First, in his report released on May 30th, 2016, the European Data Protection Supervisor, Giovanni Buttarelli, determined that:

“The draft Privacy Shield may be a step in the right direction but as currently formulated it does not adequately include, in our view, all appropriate safeguards to protect the EU rights of the individual to privacy and data protection also with regard to judicial redress. Significant improvements are needed should the European Commission wish to adopt an adequacy decision.

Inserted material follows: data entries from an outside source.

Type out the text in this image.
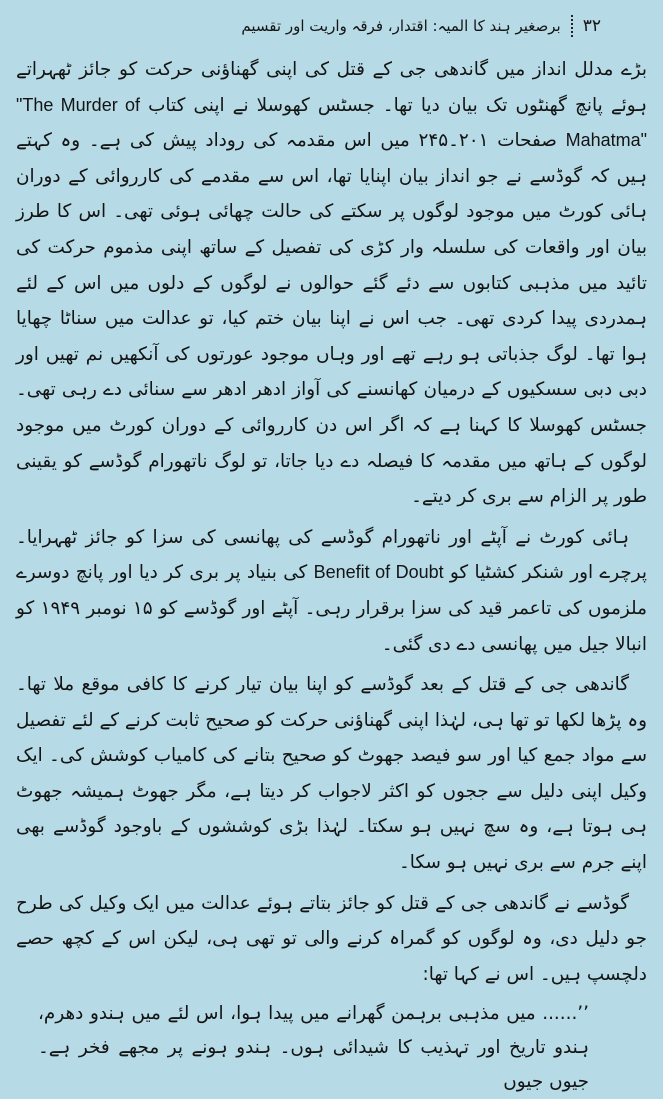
۳۲
برصغیر ہند کا المیہ: اقتدار، فرقہ واریت اور تقسیم

بڑے مدلل انداز میں گاندھی جی کے قتل کی اپنی گھناؤنی حرکت کو جائز ٹھہراتے ہوئے پانچ گھنٹوں تک بیان دیا تھا۔ جسٹس کھوسلا نے اپنی کتاب "The Murder of Mahatma" صفحات ۲۰۱۔۲۴۵ میں اس مقدمہ کی روداد پیش کی ہے۔ وہ کہتے ہیں کہ گوڈسے نے جو انداز بیان اپنایا تھا، اس سے مقدمے کی کارروائی کے دوران ہائی کورٹ میں موجود لوگوں پر سکتے کی حالت چھائی ہوئی تھی۔ اس کا طرز بیان اور واقعات کی سلسلہ وار کڑی کی تفصیل کے ساتھ اپنی مذموم حرکت کی تائید میں مذہبی کتابوں سے دئے گئے حوالوں نے لوگوں کے دلوں میں اس کے لئے ہمدردی پیدا کردی تھی۔ جب اس نے اپنا بیان ختم کیا، تو عدالت میں سناٹا چھایا ہوا تھا۔ لوگ جذباتی ہو رہے تھے اور وہاں موجود عورتوں کی آنکھیں نم تھیں اور دبی دبی سسکیوں کے درمیان کھانسنے کی آواز ادھر ادھر سے سنائی دے رہی تھی۔ جسٹس کھوسلا کا کہنا ہے کہ اگر اس دن کارروائی کے دوران کورٹ میں موجود لوگوں کے ہاتھ میں مقدمہ کا فیصلہ دے دیا جاتا، تو لوگ ناتھورام گوڈسے کو یقینی طور پر الزام سے بری کر دیتے۔

ہائی کورٹ نے آپٹے اور ناتھورام گوڈسے کی پھانسی کی سزا کو جائز ٹھہرایا۔ پرچرے اور شنکر کشٹیا کو Benefit of Doubt کی بنیاد پر بری کر دیا اور پانچ دوسرے ملزموں کی تاعمر قید کی سزا برقرار رہی۔ آپٹے اور گوڈسے کو ۱۵ نومبر ۱۹۴۹ کو انبالا جیل میں پھانسی دے دی گئی۔

گاندھی جی کے قتل کے بعد گوڈسے کو اپنا بیان تیار کرنے کا کافی موقع ملا تھا۔ وہ پڑھا لکھا تو تھا ہی، لہٰذا اپنی گھناؤنی حرکت کو صحیح ثابت کرنے کے لئے تفصیل سے مواد جمع کیا اور سو فیصد جھوٹ کو صحیح بتانے کی کامیاب کوشش کی۔ ایک وکیل اپنی دلیل سے ججوں کو اکثر لاجواب کر دیتا ہے، مگر جھوٹ ہمیشہ جھوٹ ہی ہوتا ہے، وہ سچ نہیں ہو سکتا۔ لہٰذا بڑی کوششوں کے باوجود گوڈسے بھی اپنے جرم سے بری نہیں ہو سکا۔

گوڈسے نے گاندھی جی کے قتل کو جائز بتاتے ہوئے عدالت میں ایک وکیل کی طرح جو دلیل دی، وہ لوگوں کو گمراہ کرنے والی تو تھی ہی، لیکن اس کے کچھ حصے دلچسپ ہیں۔ اس نے کہا تھا:

’’...... میں مذہبی برہمن گھرانے میں پیدا ہوا، اس لئے میں ہندو دھرم، ہندو تاریخ اور تہذیب کا شیدائی ہوں۔ ہندو ہونے پر مجھے فخر ہے۔ جیوں جیوں
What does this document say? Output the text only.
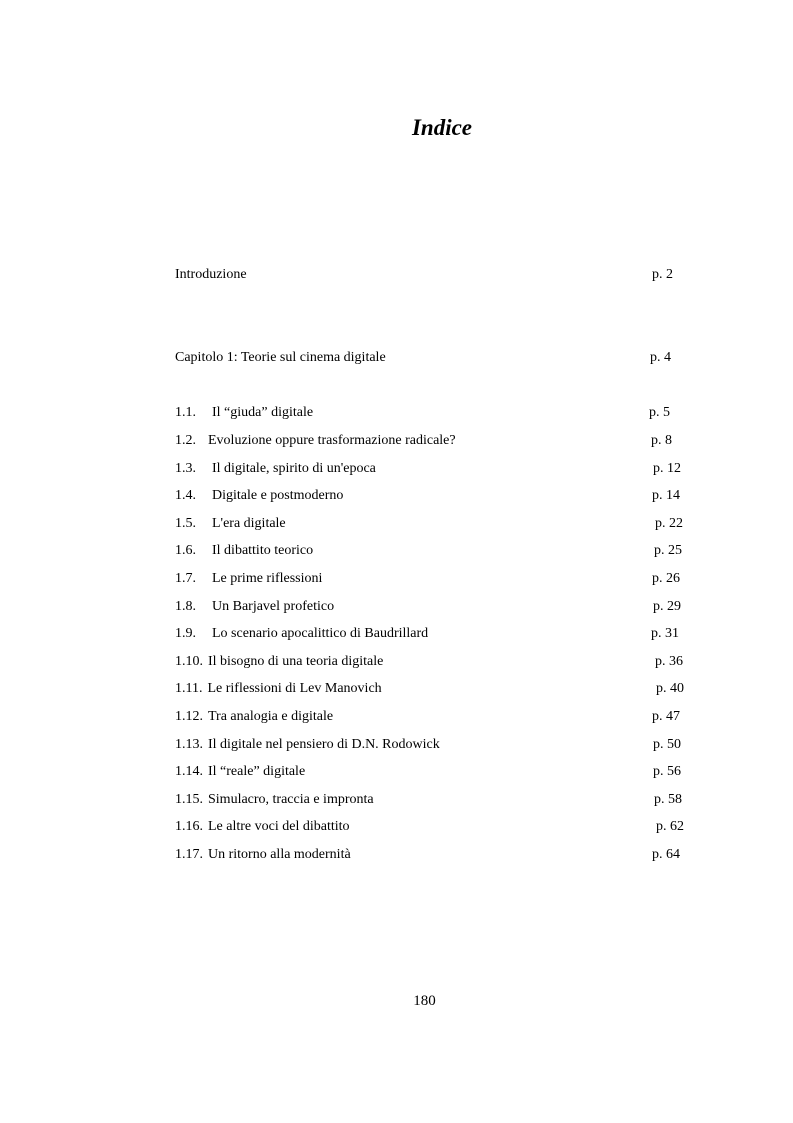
Indice
Introduzione	p. 2
Capitolo 1: Teorie sul cinema digitale	p. 4
1.1. Il “giuda” digitale	p. 5
1.2. Evoluzione oppure trasformazione radicale?	p. 8
1.3. Il digitale, spirito di un'epoca	p. 12
1.4. Digitale e postmoderno	p. 14
1.5. L'era digitale	p. 22
1.6. Il dibattito teorico	p. 25
1.7. Le prime riflessioni	p. 26
1.8. Un Barjavel profetico	p. 29
1.9. Lo scenario apocalittico di Baudrillard	p. 31
1.10. Il bisogno di una teoria digitale	p. 36
1.11. Le riflessioni di Lev Manovich	p. 40
1.12. Tra analogia e digitale	p. 47
1.13. Il digitale nel pensiero di D.N. Rodowick	p. 50
1.14. Il “reale” digitale	p. 56
1.15. Simulacro, traccia e impronta	p. 58
1.16. Le altre voci del dibattito	p. 62
1.17. Un ritorno alla modernità	p. 64
180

In particular, the EU should get additional reassurances in terms of necessity and proportionality, instead of legitimising routine access to transferred data by U.S. authorities on the basis of criteria having a legal basis in the recipient country, but not as such in the EU, as affirmed by the Treaties, EU rulings and constitutional traditions common to the Member States.

 Moreover, in an era of high hyperconnectivity and distributed networks, self-regulation by private organisations, as well as representation and commitments by public officials, may play a role in the short term whilst in the longer term they would not be sufficient to safeguard the rights and interests of  individuals and fully satisfy the needs of a globalised digital world where many countries are now equipped with data protection rules.”

 Buttarelli’s assessment aligned with the opinions of the Article 29 Working Party and the European parliament.

Then, last week, the Irish Data Protection Authority, called into question the Model Clauses that had provided a legal basis for the continuation of data transfers, particularly between the EU and the United States.   A common opinion, and one expressed by Squire Patton Boggs, is that Model Clauses, while they remain viable will likely be a “short-lived, option.”  The consensus within the legal community is that following the Irish regulator’s petition to the European Court of Justice and the Irish High Court to “seek declaratory relief in the Irish High Court and a referral to the CJEU to determine the legal status of data transfers under standard contractual clauses,” it will be just a matter of time before they are invalidated, leaving only direct consent and binding corporate rules as the options for transferring data between the EU and the United States.

Neither of these options, nor the lack of support for the Privacy Shield within the European Union offer much relief or guidance to corporations doing business in an interconnected environment.  Beyond waiting for yet more clarification, what can be done?  The best advice is to engage in constant education and building partnerships with legal and eDiscovery providers who have a presence in the EU as well as in the U.S.